For developers using Cursor or Claude Code, context bloat is a direct drain on your innovation budget. When an MCP tool dumps 10,000 tokens of irrelevant metadata into your chat, it's stealing the tokens your model needs to refactor that function or debug that edge case.

MCP+ lets you do an economic arbitrage: by offloading the haystack sifting to a cheaper model, you preserve your premium Claude Opus 4.5 context for what actually matters — writing code. While this orchestration step introduces a small latency overhead, the tradeoff is a leaner, more focused, and significantly more cost-effective inference cycle.

Here's a demo showcasing MCP+ in action in Cursor with Playwright:

Demo: Cursor with Playwright - MCP+ in action.

Here's a demo showcasing MCP+ in action in Claude Code with Context7:

Demo: Claude Code with Context7 - MCP+ in action.

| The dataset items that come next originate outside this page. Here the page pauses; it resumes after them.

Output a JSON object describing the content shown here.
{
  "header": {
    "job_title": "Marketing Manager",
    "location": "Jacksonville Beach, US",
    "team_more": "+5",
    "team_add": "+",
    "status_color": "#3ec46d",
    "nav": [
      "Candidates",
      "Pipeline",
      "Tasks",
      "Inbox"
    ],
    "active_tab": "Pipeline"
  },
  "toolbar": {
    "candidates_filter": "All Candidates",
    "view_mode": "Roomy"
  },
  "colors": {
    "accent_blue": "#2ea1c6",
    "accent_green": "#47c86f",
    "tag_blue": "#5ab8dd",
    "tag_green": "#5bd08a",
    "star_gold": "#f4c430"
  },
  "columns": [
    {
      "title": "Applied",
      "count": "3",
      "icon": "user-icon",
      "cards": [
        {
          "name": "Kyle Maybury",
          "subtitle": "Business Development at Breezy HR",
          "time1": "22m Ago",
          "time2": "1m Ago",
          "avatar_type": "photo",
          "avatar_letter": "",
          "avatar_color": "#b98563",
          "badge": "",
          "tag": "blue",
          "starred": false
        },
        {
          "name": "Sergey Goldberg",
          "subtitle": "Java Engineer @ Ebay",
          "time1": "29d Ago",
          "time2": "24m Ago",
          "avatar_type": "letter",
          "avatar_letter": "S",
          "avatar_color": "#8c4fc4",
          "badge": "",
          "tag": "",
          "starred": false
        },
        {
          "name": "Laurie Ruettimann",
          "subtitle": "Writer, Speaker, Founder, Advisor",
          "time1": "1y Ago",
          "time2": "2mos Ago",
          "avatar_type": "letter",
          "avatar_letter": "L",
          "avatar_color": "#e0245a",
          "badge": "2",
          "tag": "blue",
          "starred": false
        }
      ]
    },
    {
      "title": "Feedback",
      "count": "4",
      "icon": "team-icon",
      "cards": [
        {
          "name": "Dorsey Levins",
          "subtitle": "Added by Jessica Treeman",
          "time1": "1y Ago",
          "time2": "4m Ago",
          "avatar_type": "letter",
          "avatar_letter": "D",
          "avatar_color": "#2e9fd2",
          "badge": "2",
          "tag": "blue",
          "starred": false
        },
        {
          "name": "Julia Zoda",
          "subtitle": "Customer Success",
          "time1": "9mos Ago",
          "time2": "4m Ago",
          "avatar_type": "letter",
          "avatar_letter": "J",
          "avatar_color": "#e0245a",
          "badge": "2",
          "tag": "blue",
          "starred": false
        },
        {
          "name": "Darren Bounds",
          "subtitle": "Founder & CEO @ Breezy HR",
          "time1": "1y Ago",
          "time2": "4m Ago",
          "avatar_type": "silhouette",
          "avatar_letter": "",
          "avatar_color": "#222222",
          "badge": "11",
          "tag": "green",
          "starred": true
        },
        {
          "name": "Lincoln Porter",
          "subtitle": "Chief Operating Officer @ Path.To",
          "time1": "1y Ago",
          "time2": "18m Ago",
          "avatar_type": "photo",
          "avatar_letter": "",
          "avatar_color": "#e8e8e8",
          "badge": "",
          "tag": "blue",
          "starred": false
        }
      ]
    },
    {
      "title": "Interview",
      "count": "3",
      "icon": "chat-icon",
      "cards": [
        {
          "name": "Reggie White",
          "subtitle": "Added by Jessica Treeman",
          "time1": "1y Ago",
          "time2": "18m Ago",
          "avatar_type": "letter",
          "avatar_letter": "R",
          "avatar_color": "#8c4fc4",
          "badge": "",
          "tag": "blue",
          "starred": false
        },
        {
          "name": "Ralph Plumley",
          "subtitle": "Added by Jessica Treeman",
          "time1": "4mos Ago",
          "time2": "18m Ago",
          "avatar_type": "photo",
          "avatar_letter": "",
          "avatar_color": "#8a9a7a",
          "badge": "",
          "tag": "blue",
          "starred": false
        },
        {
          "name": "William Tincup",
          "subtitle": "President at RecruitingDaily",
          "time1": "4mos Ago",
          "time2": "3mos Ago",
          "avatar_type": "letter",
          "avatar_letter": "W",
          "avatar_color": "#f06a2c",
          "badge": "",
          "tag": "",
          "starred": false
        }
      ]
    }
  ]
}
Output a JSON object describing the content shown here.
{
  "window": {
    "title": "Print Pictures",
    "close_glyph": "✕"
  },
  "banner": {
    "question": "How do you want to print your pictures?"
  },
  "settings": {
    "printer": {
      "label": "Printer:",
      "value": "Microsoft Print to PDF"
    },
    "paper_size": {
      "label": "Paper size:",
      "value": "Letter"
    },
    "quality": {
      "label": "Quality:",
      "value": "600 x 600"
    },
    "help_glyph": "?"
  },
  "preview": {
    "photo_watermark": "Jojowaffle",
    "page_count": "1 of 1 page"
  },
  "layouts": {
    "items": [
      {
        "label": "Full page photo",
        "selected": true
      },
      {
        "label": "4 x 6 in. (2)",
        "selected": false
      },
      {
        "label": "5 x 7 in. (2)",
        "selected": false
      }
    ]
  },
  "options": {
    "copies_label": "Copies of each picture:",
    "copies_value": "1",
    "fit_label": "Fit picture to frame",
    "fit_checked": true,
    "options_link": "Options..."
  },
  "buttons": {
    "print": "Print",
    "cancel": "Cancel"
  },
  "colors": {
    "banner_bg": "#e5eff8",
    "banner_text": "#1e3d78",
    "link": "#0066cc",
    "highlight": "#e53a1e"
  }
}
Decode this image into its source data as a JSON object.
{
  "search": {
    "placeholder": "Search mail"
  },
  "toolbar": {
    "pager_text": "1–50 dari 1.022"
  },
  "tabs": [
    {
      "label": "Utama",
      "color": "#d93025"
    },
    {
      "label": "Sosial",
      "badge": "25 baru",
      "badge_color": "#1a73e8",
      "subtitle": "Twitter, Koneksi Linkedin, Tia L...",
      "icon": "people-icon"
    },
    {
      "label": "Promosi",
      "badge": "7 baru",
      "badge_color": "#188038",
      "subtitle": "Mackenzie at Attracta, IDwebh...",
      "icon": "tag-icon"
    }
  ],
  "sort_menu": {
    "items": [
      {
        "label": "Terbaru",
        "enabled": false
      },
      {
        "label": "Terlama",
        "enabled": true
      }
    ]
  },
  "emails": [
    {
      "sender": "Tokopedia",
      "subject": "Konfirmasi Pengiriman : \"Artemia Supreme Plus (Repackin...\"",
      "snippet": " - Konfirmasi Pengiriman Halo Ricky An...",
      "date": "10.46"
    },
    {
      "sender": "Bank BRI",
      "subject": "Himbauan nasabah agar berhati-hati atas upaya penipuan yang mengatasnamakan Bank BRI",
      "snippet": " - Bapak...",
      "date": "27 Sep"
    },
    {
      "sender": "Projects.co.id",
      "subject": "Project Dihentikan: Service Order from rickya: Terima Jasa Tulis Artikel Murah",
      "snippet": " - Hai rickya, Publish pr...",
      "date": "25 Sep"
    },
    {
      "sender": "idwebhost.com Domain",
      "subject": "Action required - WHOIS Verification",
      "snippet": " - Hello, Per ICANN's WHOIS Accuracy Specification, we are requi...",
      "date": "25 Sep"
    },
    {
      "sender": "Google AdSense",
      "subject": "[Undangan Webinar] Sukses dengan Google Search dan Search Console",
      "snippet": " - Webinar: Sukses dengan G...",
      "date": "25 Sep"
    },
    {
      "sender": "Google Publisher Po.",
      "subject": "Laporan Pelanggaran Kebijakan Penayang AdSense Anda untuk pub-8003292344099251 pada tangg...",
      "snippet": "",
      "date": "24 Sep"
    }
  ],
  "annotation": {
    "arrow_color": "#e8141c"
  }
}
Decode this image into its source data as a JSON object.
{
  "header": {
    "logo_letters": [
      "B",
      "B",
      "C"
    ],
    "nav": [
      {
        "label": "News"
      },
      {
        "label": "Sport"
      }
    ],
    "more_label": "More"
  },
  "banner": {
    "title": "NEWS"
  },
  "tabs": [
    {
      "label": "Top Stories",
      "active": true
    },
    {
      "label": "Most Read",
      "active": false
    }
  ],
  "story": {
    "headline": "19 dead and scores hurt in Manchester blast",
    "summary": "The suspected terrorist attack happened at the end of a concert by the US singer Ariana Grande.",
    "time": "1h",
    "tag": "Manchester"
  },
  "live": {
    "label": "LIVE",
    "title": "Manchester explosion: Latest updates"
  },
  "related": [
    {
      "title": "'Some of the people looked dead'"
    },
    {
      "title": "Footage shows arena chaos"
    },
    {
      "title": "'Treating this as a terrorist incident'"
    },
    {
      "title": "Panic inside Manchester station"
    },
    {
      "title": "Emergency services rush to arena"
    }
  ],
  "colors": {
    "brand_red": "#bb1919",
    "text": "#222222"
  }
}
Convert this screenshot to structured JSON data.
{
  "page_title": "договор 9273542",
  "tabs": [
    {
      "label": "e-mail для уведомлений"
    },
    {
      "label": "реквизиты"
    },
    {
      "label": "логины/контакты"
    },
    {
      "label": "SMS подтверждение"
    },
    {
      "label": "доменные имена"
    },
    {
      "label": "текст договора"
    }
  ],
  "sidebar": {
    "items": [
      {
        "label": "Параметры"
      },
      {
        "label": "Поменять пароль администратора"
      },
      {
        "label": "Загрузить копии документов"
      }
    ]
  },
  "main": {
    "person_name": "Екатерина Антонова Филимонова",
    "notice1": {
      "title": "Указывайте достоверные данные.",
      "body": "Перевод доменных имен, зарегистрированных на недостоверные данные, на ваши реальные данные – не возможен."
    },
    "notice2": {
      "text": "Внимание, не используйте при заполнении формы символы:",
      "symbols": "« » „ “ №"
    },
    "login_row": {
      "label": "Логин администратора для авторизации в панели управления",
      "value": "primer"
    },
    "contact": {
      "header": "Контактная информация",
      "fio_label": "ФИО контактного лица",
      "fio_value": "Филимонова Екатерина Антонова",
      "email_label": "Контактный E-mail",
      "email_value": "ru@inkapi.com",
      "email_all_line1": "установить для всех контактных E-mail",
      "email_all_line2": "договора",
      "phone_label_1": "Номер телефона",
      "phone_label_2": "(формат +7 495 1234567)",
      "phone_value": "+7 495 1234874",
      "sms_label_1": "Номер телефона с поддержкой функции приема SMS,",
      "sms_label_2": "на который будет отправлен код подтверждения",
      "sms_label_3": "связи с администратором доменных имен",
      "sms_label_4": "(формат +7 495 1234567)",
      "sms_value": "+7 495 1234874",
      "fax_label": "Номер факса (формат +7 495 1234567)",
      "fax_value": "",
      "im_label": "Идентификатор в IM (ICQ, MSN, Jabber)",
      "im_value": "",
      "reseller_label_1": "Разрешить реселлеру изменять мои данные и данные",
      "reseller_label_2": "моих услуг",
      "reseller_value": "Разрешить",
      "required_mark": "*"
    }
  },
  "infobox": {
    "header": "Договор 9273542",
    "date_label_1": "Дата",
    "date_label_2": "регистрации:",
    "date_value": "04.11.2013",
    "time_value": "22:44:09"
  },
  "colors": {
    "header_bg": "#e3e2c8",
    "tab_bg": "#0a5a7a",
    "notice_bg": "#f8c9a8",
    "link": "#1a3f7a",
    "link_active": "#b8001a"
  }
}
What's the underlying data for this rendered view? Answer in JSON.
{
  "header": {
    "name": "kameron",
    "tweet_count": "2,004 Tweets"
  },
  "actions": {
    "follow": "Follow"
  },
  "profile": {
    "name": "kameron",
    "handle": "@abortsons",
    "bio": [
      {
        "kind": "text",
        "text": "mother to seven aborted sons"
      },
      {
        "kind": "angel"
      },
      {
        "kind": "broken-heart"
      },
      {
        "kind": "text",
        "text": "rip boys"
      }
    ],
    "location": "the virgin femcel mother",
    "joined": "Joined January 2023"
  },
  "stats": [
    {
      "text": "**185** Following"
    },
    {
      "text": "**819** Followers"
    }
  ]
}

Here's a demo showcasing MCP+ in action in Agentforce Vibes with DX MCP:

Demo: Agentforce Vibes with DX MCP - MCP+ in action.

Installation

Prerequisites: Python 3.10+, OpenAI API key (or another economical LLM of your choice).

bash
# Install MCP-Universe $ pip install mcpuniverse # Set your API key $ export OPENAI_API_KEY=sk-... # Wrap your existing MCP servers (requires path to client's MCP config file) # E.g. Run with ~/.claude.json for Claude Code $ mcp-build-plus --mcp-config ~/.cursor/mcp.json # This creates -plus versions of all your MCP servers (e.g. github → github-plus). # Wrap specific servers only $ mcp-build-plus --mcp-config ~/.cursor/mcp.json --servers github # Adjust token threshold — MCP+ is invoked for responses beyond this length. If you specify a server, the threshold will apply only to that server. $ mcp-build-plus --mcp-config ~/.cursor/mcp.json --token-threshold 300 # Use a different/cheaper model (default: gpt-5-mini) $ mcp-build-plus --mcp-config ~/.cursor/mcp.json --llm-model gpt-5-mini-2025-08-07 # Use Gemini instead of OpenAI $ mcp-build-plus --mcp-config ~/.cursor/mcp.json \ --llm-provider gemini \ --llm-model gemini-2.5-flash \ --llm-api-key-env GOOGLE_API_KEY # Use Anthropic instead of OpenAI $ mcp-build-plus --mcp-config ~/.cursor/mcp.json \ --llm-provider claude \ --llm-model claude-haiku-4-5-20251001 \ --llm-api-key-env ANTHROPIC_API_KEY

Restart Cursor or Claude Code. Your servers now have -plus versions with intelligent filtering.